The background to the question turned out to be a bit lengthy than I intended it to be. I just wanted to provide a full picture with this thing.
I'm trying to write a custom & generic quantizer/bucketizer that buckets the data based on sampling to create bucket boundaries rather than use pre-defined strategies (like hashing etc). This approach enables better distribution of the data, and also the entire data set is sorted, for efficient readability (e.g. ORC and parquet)
Here's what I have so far:
// Need for Serializable:
// https://medium.com/swlh/spark-serialization-errors-e0eebcf0f6e6
// Note: When a Object with String is created, then Serializable is not needed
// But when case classes are used, we get a Task not serializable error.
// The "extends Serializable" fixes that
class Quantizer[T <% Ordered[T]](df: DataFrame, bucketCols: Seq[String], numBins:Int = 200)(implicit encoder: Encoder[T]) extends Serializable {
private var bins: Seq[T] = generateBins
private def generateBins: Seq[T] = {
val cols = bucketCols.map(col)
val reccnt = df.count
if(reccnt>0){
val sampratio = if ( (numBins*1000.0) > reccnt ) 1 else (numBins*1000.0)/reccnt
val samp = df.select(cols: _*).sample(sampratio).cache
val stride = samp.count / (numBins-1)
val prcnts = samp.withColumn("rn",row_number().over(Window.orderBy(cols: _*))).filter((col("rn") % stride)===0)
prcnts.select(cols: _*).orderBy(cols: _*).as[T].collect
} else {
Seq[T]()
}
}
def getBins: Seq[T] = bins
def lowerBound(x: T) = {
var l = 0;
var h = bins.length;
while (l < h){
val m = (l+h)/2;
if(x <= bins(m)){
h = m;
} else {
l = m + 1;
}
}
l
}
// alias for lowerBound
// because the behavior is the same as the SQL function width_bucket!
// except that this will work not just for Double datatypes
def widthBucket = lowerBound _
}
To use this with a single column (say String datatype), I would do:
// create a quantizer
val q = new Quantizer[String](df, Seq("customer_id"), 1000)
// create a UDF
val customerWidthBucketUDF = udf((x: String) => q.widthBucket(x))
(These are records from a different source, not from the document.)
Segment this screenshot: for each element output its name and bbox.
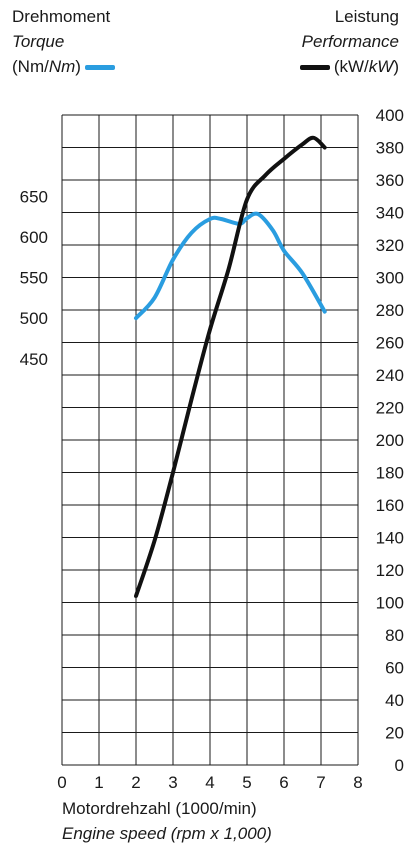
y-right-tick-label: 40	[385, 691, 404, 710]
y-right-tick-label: 280	[376, 301, 404, 320]
series-lines	[134, 135, 327, 598]
power-subtitle: Performance	[301, 32, 399, 51]
torque-subtitle: Torque	[12, 32, 65, 51]
y-left-tick-label: 500	[20, 309, 48, 328]
torque-legend-line	[84, 65, 115, 71]
x-tick-label: 4	[205, 773, 214, 792]
power-unit-italic: kW	[368, 57, 394, 76]
torque-legend: Drehmoment Torque (Nm/Nm)	[12, 4, 119, 79]
x-tick-label: 2	[131, 773, 140, 792]
x-tick-label: 8	[353, 773, 362, 792]
x-tick-label: 6	[279, 773, 288, 792]
y-right-tick-label: 300	[376, 269, 404, 288]
y-right-tick-label: 100	[376, 594, 404, 613]
power-legend: Leistung Performance (kW/kW)	[296, 4, 399, 79]
y-right-tick-label: 160	[376, 496, 404, 515]
y-right-tick-labels: 4003803603403203002802602402202001801601…	[376, 106, 404, 775]
torque-title: Drehmoment	[12, 7, 111, 26]
y-right-tick-label: 20	[385, 724, 404, 743]
torque-unit-italic: Nm	[48, 57, 76, 76]
y-right-tick-label: 260	[376, 334, 404, 353]
grid	[61, 114, 359, 766]
y-right-tick-label: 320	[376, 236, 404, 255]
power-unit: (kW/kW)	[296, 54, 399, 79]
y-right-tick-label: 140	[376, 529, 404, 548]
y-left-tick-label: 450	[20, 350, 48, 369]
y-right-tick-label: 200	[376, 431, 404, 450]
power-line	[134, 135, 327, 598]
power-title: Leistung	[334, 7, 399, 26]
x-tick-label: 7	[316, 773, 325, 792]
y-right-tick-label: 400	[376, 106, 404, 125]
x-axis-title: Motordrehzahl (1000/min) Engine speed (r…	[62, 796, 272, 846]
torque-unit-prefix: (Nm/	[12, 57, 49, 76]
x-tick-label: 5	[242, 773, 251, 792]
x-tick-label: 3	[168, 773, 177, 792]
y-right-tick-label: 0	[395, 756, 404, 775]
y-right-tick-label: 380	[376, 139, 404, 158]
y-right-tick-label: 360	[376, 171, 404, 190]
power-legend-line	[299, 65, 330, 71]
y-left-tick-labels: 650 600 550 500 450	[20, 187, 48, 369]
y-left-tick-label: 600	[20, 228, 48, 247]
x-tick-label: 0	[57, 773, 66, 792]
y-right-tick-label: 180	[376, 464, 404, 483]
x-tick-labels: 0 1 2 3 4 5 6 7 8	[57, 773, 362, 792]
y-right-tick-label: 80	[385, 626, 404, 645]
torque-unit: (Nm/Nm)	[12, 54, 119, 79]
power-unit-prefix: (kW/	[333, 57, 369, 76]
x-axis-label: Motordrehzahl (1000/min)	[62, 799, 257, 818]
x-tick-label: 1	[94, 773, 103, 792]
y-right-tick-label: 120	[376, 561, 404, 580]
torque-unit-suffix: )	[75, 57, 81, 76]
y-left-tick-label: 650	[20, 187, 48, 206]
y-right-tick-label: 220	[376, 399, 404, 418]
y-right-tick-label: 60	[385, 659, 404, 678]
y-left-tick-label: 550	[20, 269, 48, 288]
y-right-tick-label: 240	[376, 366, 404, 385]
power-unit-suffix: )	[393, 57, 399, 76]
y-right-tick-label: 340	[376, 204, 404, 223]
x-axis-label-en: Engine speed (rpm x 1,000)	[62, 824, 272, 843]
spark.udf.register("customer_width_bucket", customerWidthBucketUDF)
// Now we can use the UDF to get the bucket id for each row and partition and save it appropriately. e.g.
// df.withColumn("bkt", customerWidthBucket(col("customer_id"))
// .repartition(col("bkt"))
// .sortWithinPartitions(...)
// .write
// .save(...)
//
Now, if I want to use the same with a slightly complex data type, I need to first define a case class, and implement Ordered
// https://stackoverflow.com/a/19348339/8098748
// case class does not have a default Ordering method unlike Int, String etc.
// Hence, the compare method needs to be implemented
import java.math.BigDecimal
case class e(customer_id: String, order_id: String, tim: BigDecimal) extends Ordered[e] {
import scala.math.Ordered.orderingToOrdered
def compare(that: e): Int = (this.customer_id, this.order_id, this.tim) compare (that.customer_id, that.order_id, that.tim)
}
Using this is pretty similar to the above:
val q = new Quantizer[e](df, Seq("customer_id", "order_id", "tim"), 5000)
val myComplexWidthBucketUDF = udf((x: e) => q.widthBucket(x))
spark.udf.register("my_width_bucket", myComplexWidthBucketUDF)
All this works fine, but I don't really like the interface so much because:
- The case class is purely internal (to give the ability to do < in lowerBound)
- However, the user is forced to provide the required case class
Now for the question: is it is possible to do this without asking the user for a case class? We have all the details of the schema in the DataFrame anyway.
Thanks for reading!